3. Look ahead for key dates
As strategic planning conversations take place internally and with advisors, employers can plan ahead and plot out key milestones. Questions to ask include:
- Is it a re-enrolment year for a flexible benefits plan?
- When does the payroll team require contributions and rates?
- How will benefits plan management dovetail with other company initiatives?
- Will there be blackout periods or times when teams will be focused on other priorities?
Taking a look down the road at the start of the year can keep a company organized and on track when internal teams get busy.
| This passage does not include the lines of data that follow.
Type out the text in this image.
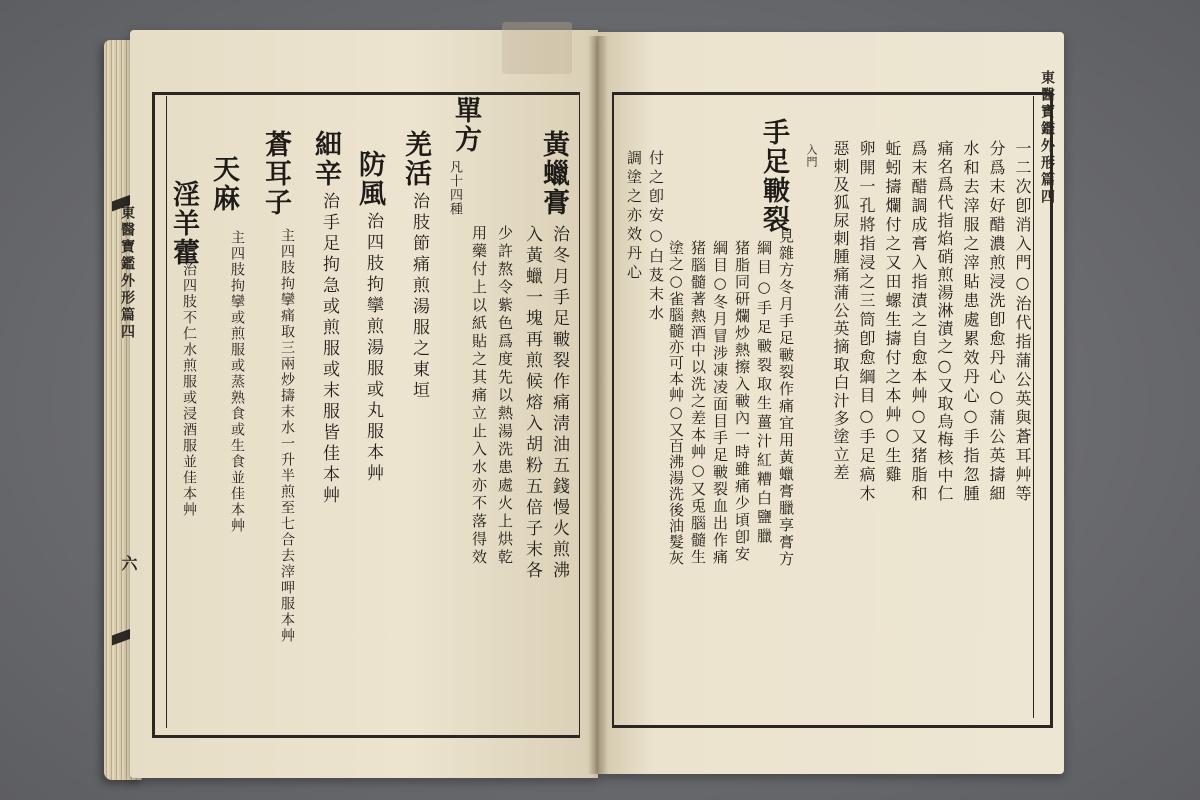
東醫寶鑑外形篇四
六
東醫寶鑑外形篇四
黃蠟膏
治冬月手足皸裂作痛淸油五錢慢火煎沸
入黃蠟一塊再煎候熔入胡粉五倍子末各
少許熬令紫色爲度先以熱湯洗患處火上烘乾
用藥付上以紙貼之其痛立止入水亦不落得效
單方
凡十四種
羌活
治肢節痛煎湯服之東垣
防風
治四肢拘攣煎湯服或丸服本艸
細辛
治手足拘急或煎服或末服皆佳本艸
蒼耳子
主四肢拘攣痛取三兩炒擣末水一升半煎至七合去滓呷服本艸
天麻
主四肢拘攣或煎服或蒸熟食或生食並佳本艸
淫羊藿
治四肢不仁水煎服或浸酒服並佳本艸	一二次卽消入門○治代指蒲公英與蒼耳艸等
分爲末好醋濃煎浸洗卽愈丹心○蒲公英擣細
水和去滓服之滓貼患處累效丹心○手指忽腫
痛名爲代指焰硝煎湯淋漬之○又取烏梅核中仁
爲末醋調成膏入指漬之自愈本艸○又猪脂和
蚯蚓擣爛付之又田螺生擣付之本艸○生雞
卵開一孔將指浸之三筒卽愈綱目○手足瘑木
惡刺及狐尿刺腫痛蒲公英摘取白汁多塗立差
入門
手足皸裂
見雜方冬月手足皸裂作痛宜用黃蠟膏臘享膏方
綱目○手足皸裂取生薑汁紅糟白鹽臘
猪脂同研爛炒熱擦入皸內一時雖痛少頃卽安
綱目○冬月冒涉凍凌面目手足皸裂血出作痛
猪腦髓著熱酒中以洗之差本艸○又兎腦髓生
塗之○雀腦髓亦可本艸○又百沸湯洗後油髮灰
付之卽安○白芨末水
調塗之亦效丹心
4. Take on a few administrative chores.
Employers should be putting their benefits plan through a few regular administrative clean-up tasks, including:
- Ask employees to update their enrolment forms by confirming their dependants and beneficiaries;
- Check plan members’ dates of birth against any termination ages for benefits under the plan and make sure payments for any terminated or reduced benefits aren’t going through;
- Ensure the booklets posted or handed out to employees are the most current version;
- If the plan includes benefits that have been collectively bargained, ensure the contract terms and coverages are aligned with provisions set out in that agreement; and
- If the organization applies for an employment insurance premium reduction, check that the disability plan design meets the eligibility requirements, including EI benefit maximums for the new year.
Alongside strategic planning, taking on activities like these ones early on in the new year, can set an employer and benefits plan up for success, allowing organizations to be more proactive when it comes to decision-making.